Kahn has previous experience serving on advisory panels and committees at the National Institutes of Health (NIH), the Centers for Disease Control and Prevention (CDC) and the Institute of Medicine (IOM), including the IOM’s Standing Committee on Aerospace Medicine and the Medicine of Extreme Environments. He was also chair of the IOM’s committee on the Use of Chimpanzees in Biomedical and Behavioral Research (2011).


Other members of the committee on long duration and exploration spaceflights include a former NASA astronaut, physicians, as well as legal, policy, science and occupational health experts. A full roster is available on the committee’s webpage.

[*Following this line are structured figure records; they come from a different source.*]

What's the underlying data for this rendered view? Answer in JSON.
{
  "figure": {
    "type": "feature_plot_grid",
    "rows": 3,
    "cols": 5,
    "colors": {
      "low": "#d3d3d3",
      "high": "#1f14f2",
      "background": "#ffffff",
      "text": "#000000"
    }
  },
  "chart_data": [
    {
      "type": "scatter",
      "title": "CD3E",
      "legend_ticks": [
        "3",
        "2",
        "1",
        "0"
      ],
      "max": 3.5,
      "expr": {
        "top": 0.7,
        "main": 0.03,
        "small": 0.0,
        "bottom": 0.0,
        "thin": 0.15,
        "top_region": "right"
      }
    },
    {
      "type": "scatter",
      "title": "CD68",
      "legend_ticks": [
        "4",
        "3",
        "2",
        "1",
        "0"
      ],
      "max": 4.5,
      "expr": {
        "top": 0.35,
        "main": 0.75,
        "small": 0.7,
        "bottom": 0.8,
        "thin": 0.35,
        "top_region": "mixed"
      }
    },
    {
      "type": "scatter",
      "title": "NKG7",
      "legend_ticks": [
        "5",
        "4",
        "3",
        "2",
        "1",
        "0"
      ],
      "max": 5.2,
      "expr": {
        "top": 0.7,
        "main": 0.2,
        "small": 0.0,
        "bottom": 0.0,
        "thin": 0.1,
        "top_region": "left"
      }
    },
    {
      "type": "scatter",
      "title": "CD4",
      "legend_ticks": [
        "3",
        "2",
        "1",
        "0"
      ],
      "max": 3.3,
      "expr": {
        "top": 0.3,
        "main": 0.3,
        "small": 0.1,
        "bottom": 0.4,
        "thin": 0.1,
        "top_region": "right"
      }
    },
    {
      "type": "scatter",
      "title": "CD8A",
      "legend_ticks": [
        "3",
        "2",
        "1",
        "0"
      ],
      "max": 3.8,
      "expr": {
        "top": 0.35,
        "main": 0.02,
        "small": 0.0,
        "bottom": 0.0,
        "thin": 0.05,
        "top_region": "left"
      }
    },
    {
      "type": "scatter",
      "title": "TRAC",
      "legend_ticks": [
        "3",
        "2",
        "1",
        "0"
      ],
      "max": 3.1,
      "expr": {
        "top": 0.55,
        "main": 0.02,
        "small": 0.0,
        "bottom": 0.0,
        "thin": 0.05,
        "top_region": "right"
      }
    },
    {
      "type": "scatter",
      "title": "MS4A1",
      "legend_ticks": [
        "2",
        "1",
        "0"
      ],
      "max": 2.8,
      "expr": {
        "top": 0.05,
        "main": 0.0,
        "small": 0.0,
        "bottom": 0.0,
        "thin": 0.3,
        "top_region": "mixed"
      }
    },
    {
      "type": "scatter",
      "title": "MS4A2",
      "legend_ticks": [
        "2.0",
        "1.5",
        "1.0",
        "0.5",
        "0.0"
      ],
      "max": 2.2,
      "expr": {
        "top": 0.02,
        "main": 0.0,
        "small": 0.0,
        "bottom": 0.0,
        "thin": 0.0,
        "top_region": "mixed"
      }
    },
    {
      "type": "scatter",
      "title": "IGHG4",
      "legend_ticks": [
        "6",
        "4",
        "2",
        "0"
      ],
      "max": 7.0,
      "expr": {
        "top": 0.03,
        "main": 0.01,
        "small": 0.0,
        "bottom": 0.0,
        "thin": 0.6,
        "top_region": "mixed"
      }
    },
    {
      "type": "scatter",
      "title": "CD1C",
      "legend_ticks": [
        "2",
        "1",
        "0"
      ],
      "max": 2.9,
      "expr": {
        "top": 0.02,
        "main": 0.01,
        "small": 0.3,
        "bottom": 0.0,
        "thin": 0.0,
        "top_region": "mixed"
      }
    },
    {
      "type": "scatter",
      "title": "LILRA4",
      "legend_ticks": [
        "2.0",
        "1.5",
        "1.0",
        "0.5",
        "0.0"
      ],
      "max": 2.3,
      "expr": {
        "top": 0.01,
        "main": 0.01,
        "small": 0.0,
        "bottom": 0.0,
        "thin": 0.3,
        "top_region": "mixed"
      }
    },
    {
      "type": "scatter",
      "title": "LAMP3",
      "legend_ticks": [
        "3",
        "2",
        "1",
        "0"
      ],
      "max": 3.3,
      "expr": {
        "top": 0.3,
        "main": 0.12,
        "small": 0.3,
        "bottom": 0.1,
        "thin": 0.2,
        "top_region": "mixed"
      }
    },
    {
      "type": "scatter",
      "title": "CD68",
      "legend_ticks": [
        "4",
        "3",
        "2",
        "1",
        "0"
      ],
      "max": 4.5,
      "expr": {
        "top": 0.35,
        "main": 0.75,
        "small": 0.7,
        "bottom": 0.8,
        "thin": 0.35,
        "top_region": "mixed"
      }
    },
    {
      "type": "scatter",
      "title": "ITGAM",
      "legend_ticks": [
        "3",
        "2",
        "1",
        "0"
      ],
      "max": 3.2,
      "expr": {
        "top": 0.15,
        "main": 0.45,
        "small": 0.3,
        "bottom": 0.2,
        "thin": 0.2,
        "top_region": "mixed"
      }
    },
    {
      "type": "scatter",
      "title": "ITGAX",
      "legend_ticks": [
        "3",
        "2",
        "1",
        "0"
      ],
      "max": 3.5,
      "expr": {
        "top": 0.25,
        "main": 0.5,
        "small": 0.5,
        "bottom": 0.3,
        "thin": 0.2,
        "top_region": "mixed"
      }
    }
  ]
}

The committee’s first public meeting on May 30, 2013, will include a presentation from the Charles F. Bolden, Administrator of NASA, on the importance of risk, along with presentations from other NASA officials on health standards and the ethics of standard-setting as well as the specific health issues of radiation and ocular and intracranial pressure.  For instructions on connecting to the meeting remotely, email SpaceHealth@nas.edu.


According to NASA’s future missions webpage, long-duration spaceflights beyond LEO are not imminent; first, another unmanned Rover mission is planned for 2020, with astronauts entering a Martian orbit “perhaps as early as the 2030s.”